Unerschütterlich blickte er den Drachen an: Sie werden sich jeder Prüfung stellen die es bedarf und sie werden nicht scheitern!
Und was ist mit dir? Du gehörst nicht zu dem Dorf und willst doch für sie sprechen?
Ihr habt Recht, ich wurde nicht in dem Dorf gebohren. Die Geschichten meiner Begleiter haben mein Herz berührt und ich fühle mich mit ihnen verbunden. Ich werde mit ihnen in ihr Dorf zurückkehren um zu helfen und zu bewahren.
Ruhig und ohne zu Zögern erklangen diese Worte aus seinem Mund.
So stelle dich als erster der Prüfung! grollte die Stimme des Drachen wie ein Donnerschlag durch die Höhle.
Gesteinsbrocken fielen herab in das Feuer der Erde welches aufloderte dadurch.
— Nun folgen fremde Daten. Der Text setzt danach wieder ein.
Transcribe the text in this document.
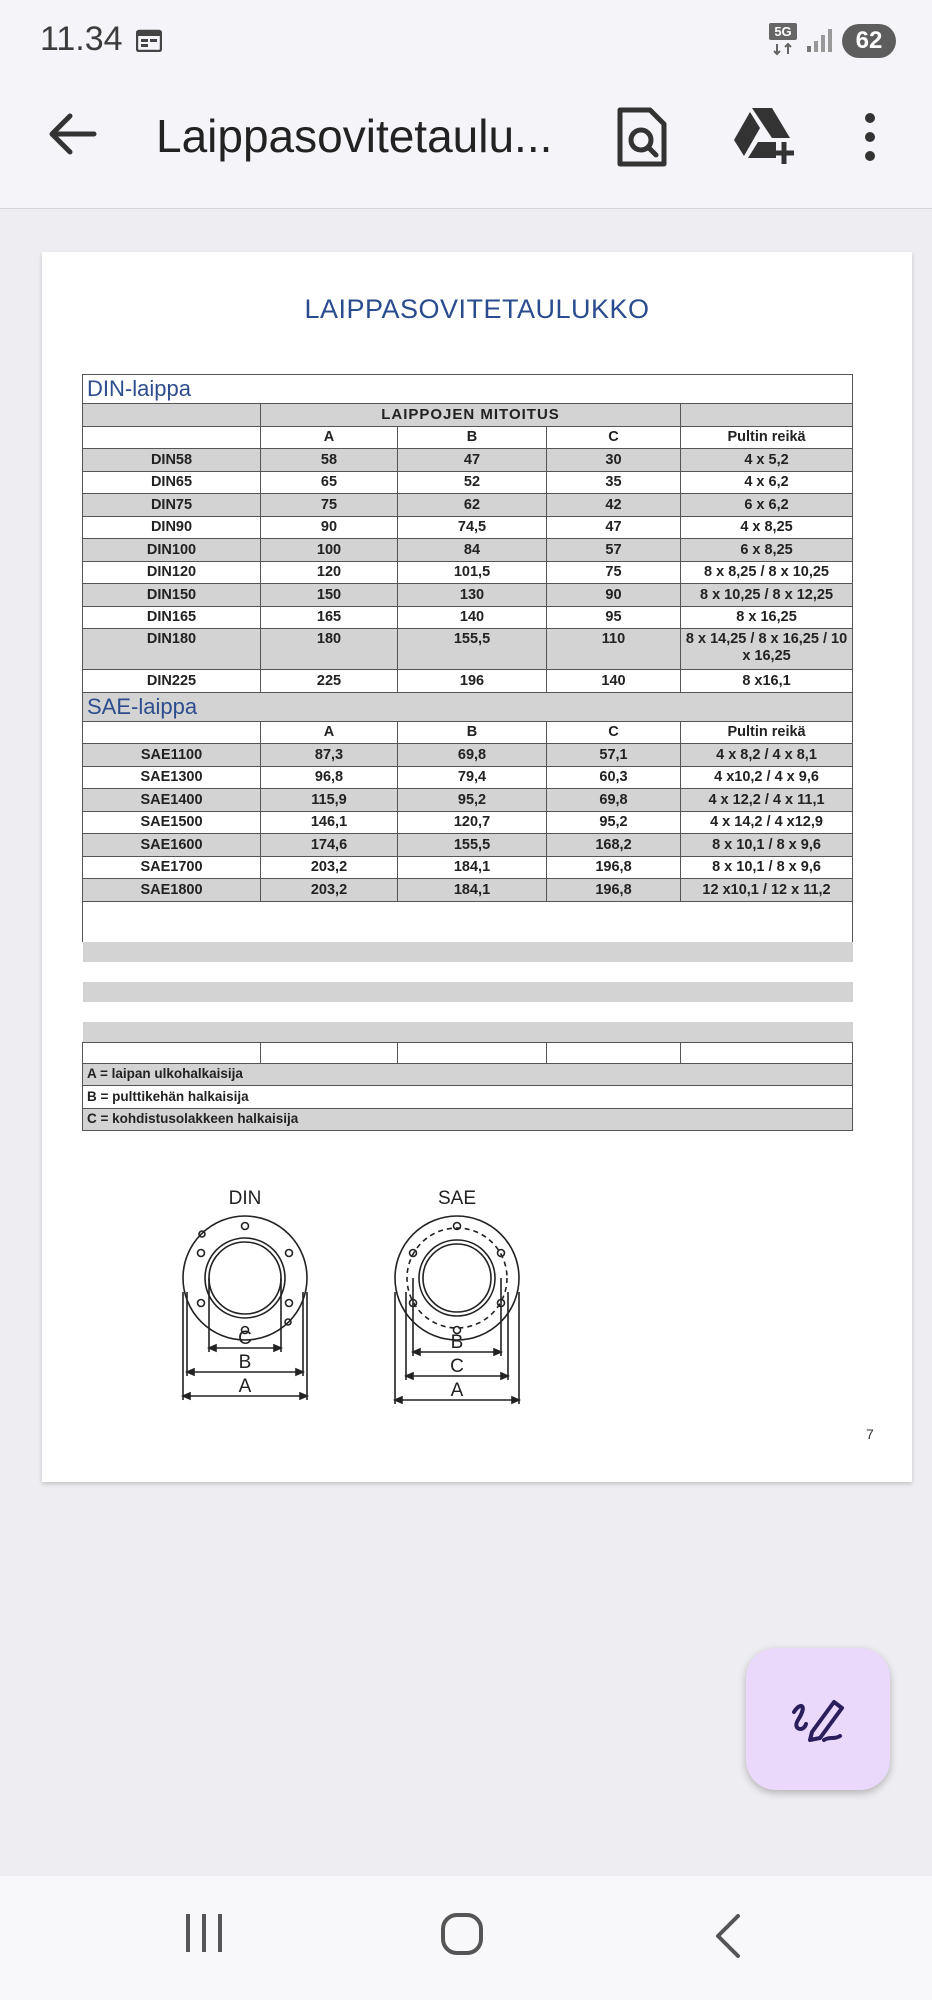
11.34	5G	62
Laippasovitetaulu...
LAIPPASOVITETAULUKKO
DIN-laippa				
	LAIPPOJEN MITOITUS			
	A	B	C	Pultin reikä
DIN58	58	47	30	4 x 5,2
DIN65	65	52	35	4 x 6,2
DIN75	75	62	42	6 x 6,2
DIN90	90	74,5	47	4 x 8,25
DIN100	100	84	57	6 x 8,25
DIN120	120	101,5	75	8 x 8,25 / 8 x 10,25
DIN150	150	130	90	8 x 10,25 / 8 x 12,25
DIN165	165	140	95	8 x 16,25
DIN180	180	155,5	110	8 x 14,25 / 8 x 16,25 / 10 x 16,25
DIN225	225	196	140	8 x16,1
SAE-laippa				
	A	B	C	Pultin reikä
SAE1100	87,3	69,8	57,1	4 x 8,2 / 4 x 8,1
SAE1300	96,8	79,4	60,3	4 x10,2 / 4 x 9,6
SAE1400	115,9	95,2	69,8	4 x 12,2 / 4 x 11,1
SAE1500	146,1	120,7	95,2	4 x 14,2 / 4 x12,9
SAE1600	174,6	155,5	168,2	8 x 10,1 / 8 x 9,6
SAE1700	203,2	184,1	196,8	8 x 10,1 / 8 x 9,6
SAE1800	203,2	184,1	196,8	12 x10,1 / 12 x 11,2

A = laipan ulkohalkaisija				
B = pulttikehän halkaisija				
C = kohdistusolakkeen halkaisija				
DIN
C
B
A
SAE
B
C
A
7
Der Paladin sprach nur wenige Worte darauf:
Ich bin bereit für jede Prüfung die erforderlich ist.
So soll es sein!
Die Flanken des Drachen spannten sich als er tief Luft holte und eine gewaltige Feuersäule umloderte den Paladin. Doch die Flammen fügten ihm keinen Schaden zu, sie umtanzten ihn. Nach einer Weile, die ihm wie eine Ewigkeit vorkam, sammelten sich die Flammen vor seiner Brust und drangen tief in sein Herz ein, um dort zu verschwinden. Er fühlte eine tiefe Ruhe und Wärme in sich aufsteigen.
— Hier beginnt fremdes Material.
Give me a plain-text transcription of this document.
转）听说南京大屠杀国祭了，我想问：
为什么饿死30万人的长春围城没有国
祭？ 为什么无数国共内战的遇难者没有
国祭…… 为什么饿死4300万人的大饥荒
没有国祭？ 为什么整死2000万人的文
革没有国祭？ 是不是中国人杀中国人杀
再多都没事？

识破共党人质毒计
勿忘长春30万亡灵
Der Drache senkte den Blick auf ihn und sprach
Du hast die Prüfung bestanden. Dein Herz ist rein. Wenn sich jeder der Prüfung stellt wird das Dorf den Schutz der Drachen wieder bekommen.
Nach diesen Worten eilte der Paladin zurück zu seinen Gefährten und ein jeder stellte sich der Prüfung des Drachen.
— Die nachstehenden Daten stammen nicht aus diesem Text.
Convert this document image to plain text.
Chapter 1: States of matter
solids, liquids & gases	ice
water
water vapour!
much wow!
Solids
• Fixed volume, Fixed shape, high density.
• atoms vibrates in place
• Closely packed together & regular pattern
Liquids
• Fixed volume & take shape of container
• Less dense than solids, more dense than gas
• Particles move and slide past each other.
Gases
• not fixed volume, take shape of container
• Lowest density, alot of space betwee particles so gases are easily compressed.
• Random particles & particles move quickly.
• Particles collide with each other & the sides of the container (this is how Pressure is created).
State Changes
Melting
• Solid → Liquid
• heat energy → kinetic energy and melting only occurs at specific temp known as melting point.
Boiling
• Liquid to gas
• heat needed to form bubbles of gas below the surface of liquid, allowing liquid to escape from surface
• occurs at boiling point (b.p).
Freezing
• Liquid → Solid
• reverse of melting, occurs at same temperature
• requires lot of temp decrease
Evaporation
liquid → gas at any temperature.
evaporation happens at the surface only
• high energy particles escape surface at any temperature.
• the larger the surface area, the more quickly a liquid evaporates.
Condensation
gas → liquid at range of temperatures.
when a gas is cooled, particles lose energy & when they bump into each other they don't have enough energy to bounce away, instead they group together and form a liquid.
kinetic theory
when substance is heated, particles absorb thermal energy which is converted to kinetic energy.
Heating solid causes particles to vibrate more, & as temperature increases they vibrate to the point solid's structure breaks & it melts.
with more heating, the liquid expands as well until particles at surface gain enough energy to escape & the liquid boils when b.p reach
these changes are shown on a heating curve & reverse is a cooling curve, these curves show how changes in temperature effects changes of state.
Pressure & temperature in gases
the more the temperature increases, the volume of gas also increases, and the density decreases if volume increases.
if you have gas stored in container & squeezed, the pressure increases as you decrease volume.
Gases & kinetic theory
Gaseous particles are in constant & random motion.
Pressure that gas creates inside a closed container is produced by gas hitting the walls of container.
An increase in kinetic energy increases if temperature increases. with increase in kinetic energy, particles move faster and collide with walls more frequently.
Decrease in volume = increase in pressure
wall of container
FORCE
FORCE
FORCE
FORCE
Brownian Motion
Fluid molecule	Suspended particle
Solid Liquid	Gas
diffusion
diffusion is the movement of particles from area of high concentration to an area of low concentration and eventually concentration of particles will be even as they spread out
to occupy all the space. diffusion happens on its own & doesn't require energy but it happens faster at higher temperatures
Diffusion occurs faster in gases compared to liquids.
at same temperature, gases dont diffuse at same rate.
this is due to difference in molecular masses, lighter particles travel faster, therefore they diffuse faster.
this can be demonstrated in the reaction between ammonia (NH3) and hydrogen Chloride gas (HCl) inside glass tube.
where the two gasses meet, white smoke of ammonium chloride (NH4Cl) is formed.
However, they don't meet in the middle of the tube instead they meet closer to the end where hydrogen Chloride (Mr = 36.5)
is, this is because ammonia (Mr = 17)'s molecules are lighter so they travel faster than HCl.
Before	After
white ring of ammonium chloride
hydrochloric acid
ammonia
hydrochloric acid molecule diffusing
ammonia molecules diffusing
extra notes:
Die Rückreise in das Dorf dauerte nur wenige Tage, ob die Magie der Drachen im Spiel war..nun niemand wird es erfahren. Einer nach dem anderen im Dorf, von jenen die schon zum Manne und zur Frau gereift waren, stellte sich der Prüfung der Drachen, wenige verbrannten aber viele hatten sich die Reinheit im Herzen bewahrt. Und als für die Kinder die Zeit gekommen war, stellten sie sich auch der Prüfung. Seid jenen fernen Tagen brennt das Feuer im Herzen und der Drache wurde ihr Wappentier.

Lächelnd schaute die Bardin in die Runde So kam das Feuer in unsere Herzen und brennt hell bis zum heutigem Tage. Erinnert euch an die Geschichte wenn ihr sie euren Kindern erzählt. Bewahrt die alten Werte und haltet an ihnen fest. Helft den Schwachen und Armen, den Gebrechlichen und den Alten auf dass das Feuer in euch nie erlöschen wird.